Capotes, tuteurs, premiers secours… le feu d’artifice!
Plein de bonnes idées ont pétillé durant l’après-midi. Certaines a priori souriantes, mais plus profondes qu’il ne semble, ainsi :
- organiser un « envoi anonyme de préservatifs », sur demande, «par la poste ». La raison : en campagne, tout est plus compliqué qu’en ville, chacun s’observe et se connaît (une problématique aiguë pour l’IVG, par exemple - au sujet duquel on voudrait un « entretien de suivi après » et pas seulement « un entretien avant »).
- faire venir dans les classes des «victimes de la drogue qui s’en sont sorties »… ou bien explorer des systèmes de tutorat des élèves. En tous cas : « Moins de pénalisation, mais plus de rencontres avec des victimes. »
- lutter aussi contre « une façon de parler de l’amour inadaptée » qui ne le lie plus aux sentiments mais « seulement à la sexualité » et qui « pousse les garçons à se comporter comme dans les films » (apparemment, le tabou de la pornographie se situerait à l’arrière-plan - voir ceci ou ceci ).
- mettre en place une « formation de premiers secours à l’école » pour pouvoir réagir aux situations d’urgence que créent l’alcool ou la drogue…
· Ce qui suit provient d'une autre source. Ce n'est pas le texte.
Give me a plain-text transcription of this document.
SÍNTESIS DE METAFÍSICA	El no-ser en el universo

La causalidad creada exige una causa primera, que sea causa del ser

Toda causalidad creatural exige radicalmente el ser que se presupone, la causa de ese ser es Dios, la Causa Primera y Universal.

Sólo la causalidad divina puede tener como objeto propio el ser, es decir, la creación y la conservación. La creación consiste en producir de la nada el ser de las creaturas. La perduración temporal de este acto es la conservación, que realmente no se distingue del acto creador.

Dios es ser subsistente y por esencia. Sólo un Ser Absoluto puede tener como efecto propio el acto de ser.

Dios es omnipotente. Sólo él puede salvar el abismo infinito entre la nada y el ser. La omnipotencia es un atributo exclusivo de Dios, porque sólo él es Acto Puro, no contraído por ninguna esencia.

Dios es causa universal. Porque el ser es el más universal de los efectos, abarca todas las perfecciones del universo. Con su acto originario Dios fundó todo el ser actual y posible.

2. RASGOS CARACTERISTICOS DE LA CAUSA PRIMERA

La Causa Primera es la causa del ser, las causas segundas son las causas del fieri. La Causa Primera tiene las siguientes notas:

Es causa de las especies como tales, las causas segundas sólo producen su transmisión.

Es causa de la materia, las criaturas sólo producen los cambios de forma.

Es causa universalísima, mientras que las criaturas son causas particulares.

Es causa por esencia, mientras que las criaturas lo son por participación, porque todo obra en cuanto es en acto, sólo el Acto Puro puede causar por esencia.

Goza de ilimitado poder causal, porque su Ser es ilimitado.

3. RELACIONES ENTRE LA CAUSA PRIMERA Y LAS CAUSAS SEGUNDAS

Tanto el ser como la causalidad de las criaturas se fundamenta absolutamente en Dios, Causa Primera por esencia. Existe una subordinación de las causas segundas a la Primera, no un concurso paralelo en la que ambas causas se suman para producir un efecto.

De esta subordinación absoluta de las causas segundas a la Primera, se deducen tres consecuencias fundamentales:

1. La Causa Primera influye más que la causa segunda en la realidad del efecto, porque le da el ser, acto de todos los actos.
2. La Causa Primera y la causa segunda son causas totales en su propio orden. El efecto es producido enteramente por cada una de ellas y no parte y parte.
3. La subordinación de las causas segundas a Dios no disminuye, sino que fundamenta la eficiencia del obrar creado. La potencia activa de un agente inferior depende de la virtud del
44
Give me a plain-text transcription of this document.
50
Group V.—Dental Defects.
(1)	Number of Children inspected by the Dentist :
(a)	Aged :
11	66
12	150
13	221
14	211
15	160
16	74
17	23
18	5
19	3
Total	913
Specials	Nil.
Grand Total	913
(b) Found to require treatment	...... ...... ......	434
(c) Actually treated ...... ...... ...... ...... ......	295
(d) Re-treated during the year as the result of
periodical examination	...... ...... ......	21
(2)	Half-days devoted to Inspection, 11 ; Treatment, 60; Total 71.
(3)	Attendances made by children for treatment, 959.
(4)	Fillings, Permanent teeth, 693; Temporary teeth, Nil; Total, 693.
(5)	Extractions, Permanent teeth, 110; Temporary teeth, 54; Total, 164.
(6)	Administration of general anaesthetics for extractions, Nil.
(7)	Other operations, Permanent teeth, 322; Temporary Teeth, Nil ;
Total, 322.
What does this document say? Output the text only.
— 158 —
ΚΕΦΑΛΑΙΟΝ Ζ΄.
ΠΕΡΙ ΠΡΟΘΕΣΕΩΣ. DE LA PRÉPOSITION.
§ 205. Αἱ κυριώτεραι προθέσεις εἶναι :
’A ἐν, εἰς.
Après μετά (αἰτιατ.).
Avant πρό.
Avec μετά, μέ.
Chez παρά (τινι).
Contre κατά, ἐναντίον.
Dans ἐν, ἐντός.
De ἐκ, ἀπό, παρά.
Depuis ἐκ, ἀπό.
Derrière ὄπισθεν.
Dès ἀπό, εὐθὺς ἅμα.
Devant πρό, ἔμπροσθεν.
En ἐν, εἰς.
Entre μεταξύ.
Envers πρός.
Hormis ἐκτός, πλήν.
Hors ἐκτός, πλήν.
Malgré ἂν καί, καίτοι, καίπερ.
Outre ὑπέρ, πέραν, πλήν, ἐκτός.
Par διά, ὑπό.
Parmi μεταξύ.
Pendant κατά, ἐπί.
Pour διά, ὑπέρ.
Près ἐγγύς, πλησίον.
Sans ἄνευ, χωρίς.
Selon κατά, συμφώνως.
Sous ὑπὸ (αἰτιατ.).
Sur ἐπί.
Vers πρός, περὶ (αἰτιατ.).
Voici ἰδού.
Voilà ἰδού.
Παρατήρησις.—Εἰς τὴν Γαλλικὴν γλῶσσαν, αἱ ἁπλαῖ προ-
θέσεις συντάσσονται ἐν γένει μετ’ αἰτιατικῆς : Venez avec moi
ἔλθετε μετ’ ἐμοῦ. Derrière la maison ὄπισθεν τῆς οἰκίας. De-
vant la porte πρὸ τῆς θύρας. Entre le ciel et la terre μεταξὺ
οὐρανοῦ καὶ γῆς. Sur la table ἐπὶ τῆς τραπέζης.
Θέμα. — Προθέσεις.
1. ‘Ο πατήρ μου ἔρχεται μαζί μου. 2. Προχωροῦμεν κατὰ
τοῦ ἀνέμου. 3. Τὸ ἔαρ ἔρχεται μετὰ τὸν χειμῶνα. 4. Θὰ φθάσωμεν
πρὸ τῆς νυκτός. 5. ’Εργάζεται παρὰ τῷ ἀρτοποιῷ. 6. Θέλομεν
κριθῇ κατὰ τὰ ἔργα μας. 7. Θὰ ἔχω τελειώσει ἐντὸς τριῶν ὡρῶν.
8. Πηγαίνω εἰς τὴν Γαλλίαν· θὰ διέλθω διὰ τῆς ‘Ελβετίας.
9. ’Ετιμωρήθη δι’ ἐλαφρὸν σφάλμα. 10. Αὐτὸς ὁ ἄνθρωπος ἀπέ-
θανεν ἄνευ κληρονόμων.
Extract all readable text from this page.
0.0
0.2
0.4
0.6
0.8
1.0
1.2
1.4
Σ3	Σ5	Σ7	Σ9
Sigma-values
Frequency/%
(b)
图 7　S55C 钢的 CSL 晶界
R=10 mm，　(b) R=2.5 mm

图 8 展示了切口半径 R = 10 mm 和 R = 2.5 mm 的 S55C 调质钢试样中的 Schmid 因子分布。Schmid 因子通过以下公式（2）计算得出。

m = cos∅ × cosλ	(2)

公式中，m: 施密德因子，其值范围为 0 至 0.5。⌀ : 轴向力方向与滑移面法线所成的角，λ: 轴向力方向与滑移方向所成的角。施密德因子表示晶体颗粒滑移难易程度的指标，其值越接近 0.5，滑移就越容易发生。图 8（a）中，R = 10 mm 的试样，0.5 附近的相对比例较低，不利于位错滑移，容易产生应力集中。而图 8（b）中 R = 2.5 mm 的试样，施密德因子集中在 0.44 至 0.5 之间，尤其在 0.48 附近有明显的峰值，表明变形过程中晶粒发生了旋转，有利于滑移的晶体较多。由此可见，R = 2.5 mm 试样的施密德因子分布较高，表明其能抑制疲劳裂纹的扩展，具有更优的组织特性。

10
Et bien, bien, bien des choses encore…
D.B.
>> Voir l’article de la semaine dernière présentant la rareté de ce type de manifestation, le poids omniprésent de l’école, la difficulté du recours aux parents…
( PS : par l’occasion et en bonus, en reliant les thèmes de communication, et avec une collision de circonstances… qui a déjà vu cette petite merveille de publicité au croisement de la prévention routière, de l’alimentation et du plus beau cocorico national?)
Ce qui s’est dit… pour aller plus loin
Dans la vidéo « Bribes de parole », on entendra un peu les collégiens et lycéens mais pas beaucoup (tendez l’oreille). Dommage, c’est vraiment eux qui ont disposé de l’essentiel des deux heures de forum plénier (lire aussi l’ interview en fin d’article de la semaine dernière). Mais bon… d’une part leur voix était généralement fluette (certainement intimidée par les gradins bien remplis), d’autre part, pas question de les filmer sans leur assentiment.
Heureusement, ils étaient bien soutenus par leurs animateurs qui se sont révélés non pas des juges en « c’est bien - c’est pas bien » (même devant des propos comme « un verre ou deux, c’est plus facile pour draguer les filles en boîte ») mais toujours des assistants… frappant eux-mêmes sur les mêmes clous que les participants.